0 212 652 15 44
Çalışma Saatlerimiz
Hafta İçi 09.00 - 18.00

Tutuklu, Hükümlü veya Suç Delillerini Bildirmeme Suçu

TCK Madde 284

(1) Hakkında tutuklama kararı verilmiş olan veya hükümlü bir kişinin bulunduğu yeri bildiği halde yetkili makamlara bildirmeyen kimse, bir yıla kadar hapis cezası ile cezalandırılır.

(2) İşlenmiş olan bir suça ilişkin delil ve eserlerin başkaları tarafından saklandığı yeri bildiği halde yetkili makamlara bildirmeyen kimse, yukarıdaki fıkra hükmüne göre cezalandırılır.

(3) Bu suçların kamu görevlisi tarafından göreviyle bağlantılı olarak işlenmesi halinde, verilecek ceza yarı oranında artırılır.

(4) Bu suçların üstsoy, altsoy, eş veya kardeş tarafından işlenmesi halinde, cezaya hükmolunmaz.



TCK Madde 284 Gerekçesi

Madde metninde, hakkında tutuklama kararı verilmiş olan veya hükümlü bir kişinin bulunduğu yerin ihbar edilmemesi, suçu ihbar etmemekten bağımsız bir suç olarak tanımlanmıştır. Belli bir suçun işlenmiş olması dolayısıyla başlatılan soruşturma ve kovuşturma kapsamında bu suçu işlediğinden bahisle hakkında tutuklama kararı verilmiş olan bir kişinin bulunduğu veya saklandığı yerin yetkili makamlara bildirilmemesi, suç oluşturacaktır.

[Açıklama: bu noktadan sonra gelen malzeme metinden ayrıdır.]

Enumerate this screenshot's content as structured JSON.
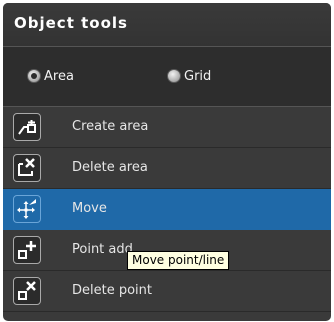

Bunun için, bildirim yükümlülüğünü yerine getirmeyen kişinin, soruşturma ve kovuşturma konusu yapılan suç dolayısıyla şüpheli bulunan şahıs hakkında tutuklama kararının verilmiş olduğunu veya kesinleşmiş bir yargı kararıyla belli bir cezaya mahkûm olmuş olan şahsın bu cezasının infazı amacıyla arandığını ve nerede bulunduğunu tereddütsüz bir şekilde bilmelidir. Başka bir deyişle, söz konusu suç ancak doğrudan kastla işlenebilir.

Maddenin ikinci fıkrasına göre, işlenmiş olan bir suça ilişkin delil ve eserlerin başkaları tarafından saklandığı yerin bilinmesine rağmen, yetkili makamların durumdan haberdar edilmemesi, bağımsız bir suç olarak tanımlanmıştır. Birinci fıkrada tanımlanan suç gibi, bu suç da, ancak doğrudan kastla işlenebilir.

Bu suçların faili herkes olabilir. Ancak, suç delillerini yok etme, gizleme veya değiştirme suçunun faili olan kişi, bu maddede tanımlanan suçtan dolayı cezalandırılamaz. Maddenin üçüncü fıkrasına göre, bu suçların kamu görevlisi tarafından göreviyle bağlantılı olarak işlenmesi, daha ağır ceza ile cezalandırılmayı gerektirmektedir.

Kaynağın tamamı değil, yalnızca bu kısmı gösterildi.